MOSCOW, (Reuters) – Europe has squandered the opportunity created by the fall of the Berlin Wall 20 years ago for a new era of cooperation between East and West, former Soviet President Mikhail Gorbachev said yesterday.
Gorbachev, who presided over the collapse of the Soviet Union, said he and other world leaders had hoped that the Wall’s fall in 1989 would allow Europe to become a model of security and peace for the rest of the world, but this had not happened.
“We have wasted the last 20 years,” Gorbachev, 78, told a news conference at his charitable foundation in central Moscow. “We have not done everything we should have done. It’s a great pity.”
Gorbachev sharply criticised those in the West who claimed to have won the Cold War by defeating the Soviet Union, instead of viewing the end of East-West confrontation as a mutual decision made for the benefit of all.
Dressed in a dark blazer and open-neck blue shirt, Gorbachev at times stumbled for words and paused for thought as he took the mainly foreign audience of reporters on a long amble through the history of the Cold War’s final years.

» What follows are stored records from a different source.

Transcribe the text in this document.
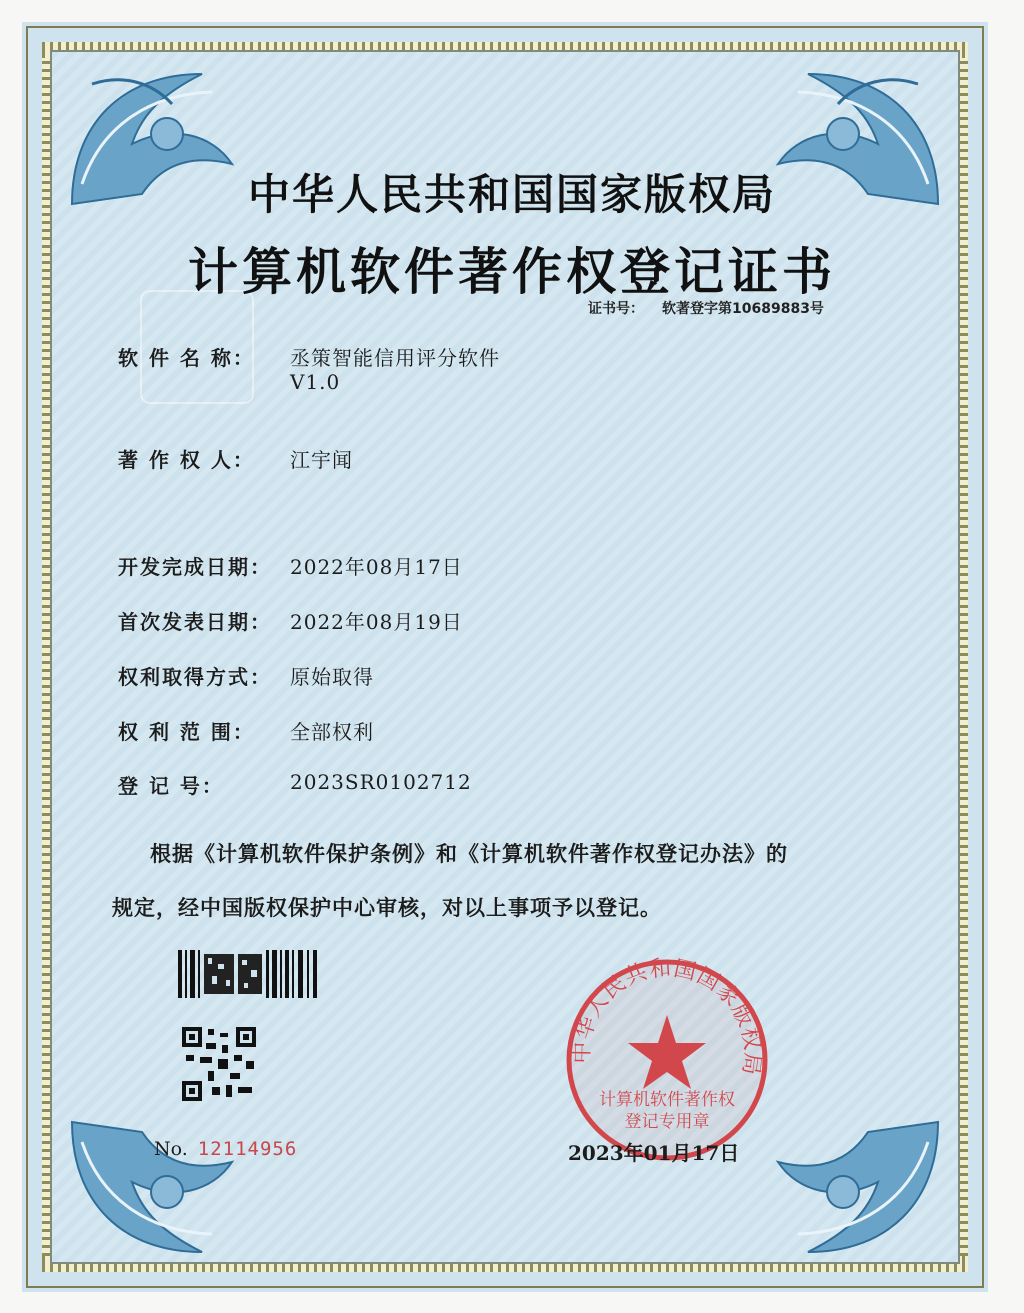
中华人民共和国国家版权局
计算机软件著作权登记证书
证书号： 软著登字第10689883号
软 件 名 称：	丞策智能信用评分软件
V1.0
著 作 权 人：	江宇闻
开发完成日期： 2022年08月17日
首次发表日期： 2022年08月19日
权利取得方式： 原始取得
权 利 范 围：	全部权利
登 记 号：	2023SR0102712
根据《计算机软件保护条例》和《计算机软件著作权登记办法》的
规定，经中国版权保护中心审核，对以上事项予以登记。
No. 12114956
中华人民共和国国家版权局
计算机软件著作权
登记专用章
2023年01月17日
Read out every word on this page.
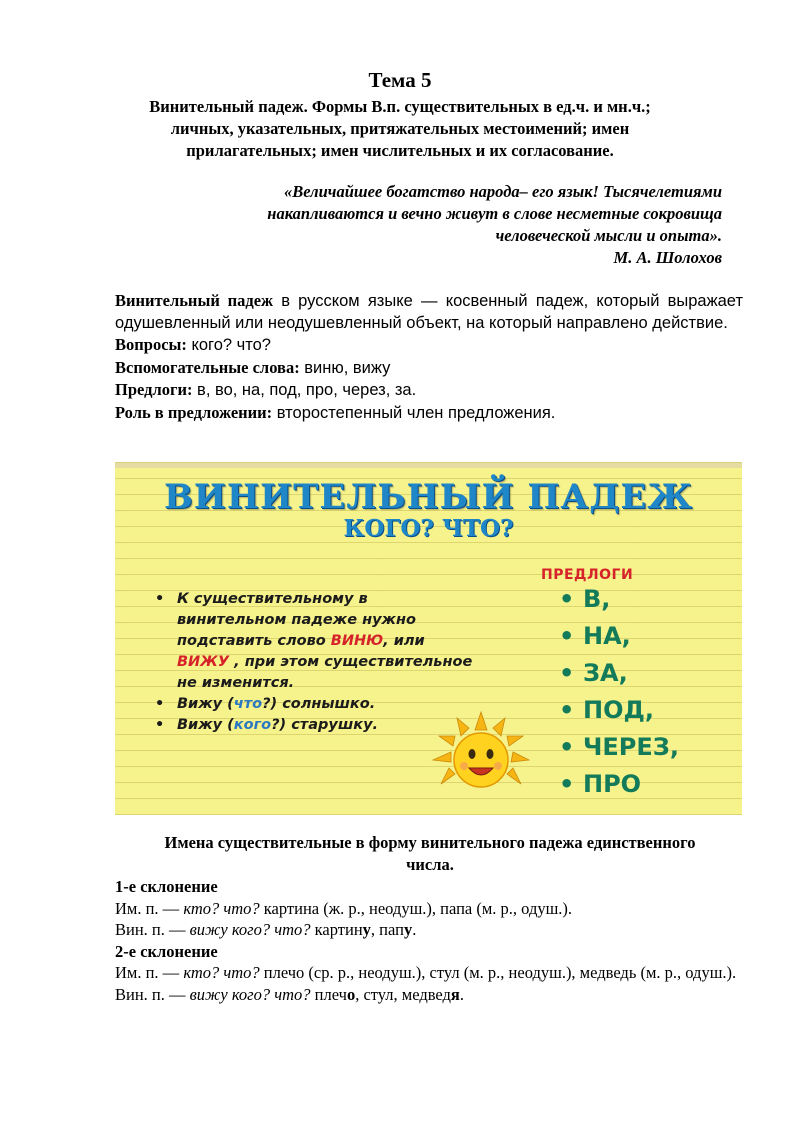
Тема 5
Винительный падеж. Формы В.п. существительных в ед.ч. и мн.ч.;
личных, указательных, притяжательных местоимений; имен
прилагательных; имен числительных и их согласование.
«Величайшее богатство народа– его язык! Тысячелетиями
накапливаются и вечно живут в слове несметные сокровища
человеческой мысли и опыта».
М. А. Шолохов
Винительный падеж в русском языке — косвенный падеж, который выражает одушевленный или неодушевленный объект, на который направлено действие.
Вопросы: кого? что?
Вспомогательные слова: виню, вижу
Предлоги: в, во, на, под, про, через, за.
Роль в предложении: второстепенный член предложения.
ВИНИТЕЛЬНЫЙ ПАДЕЖ
КОГО? ЧТО?
• К существительному в винительном падеже нужно подставить слово ВИНЮ, или ВИЖУ , при этом существительное не изменится.
• Вижу (что?) солнышко.
• Вижу (кого?) старушку.
ПРЕДЛОГИ
• В,
• НА,
• ЗА,
• ПОД,
• ЧЕРЕЗ,
• ПРО
Имена существительные в форму винительного падежа единственного
числа.
1-е склонение
Им. п. — кто? что? картина (ж. р., неодуш.), папа (м. р., одуш.).
Вин. п. — вижу кого? что? картину, папу.
2-е склонение
Им. п. — кто? что? плечо (ср. р., неодуш.), стул (м. р., неодуш.), медведь (м. р., одуш.).
Вин. п. — вижу кого? что? плечо, стул, медведя.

Russians remain nostalgic for the superpower empire of the Soviet Union and polls show they loathe Gorbachev for allowing its collapse — an event Prime Minister Vladimir Putin described once as the biggest geo-political tragedy of the 20th century.
Gorbachev said it was unrealistic to hope for the Soviet Union to be rebuilt but called for the four key states which formed its economic heart to unite again to form a free trade area.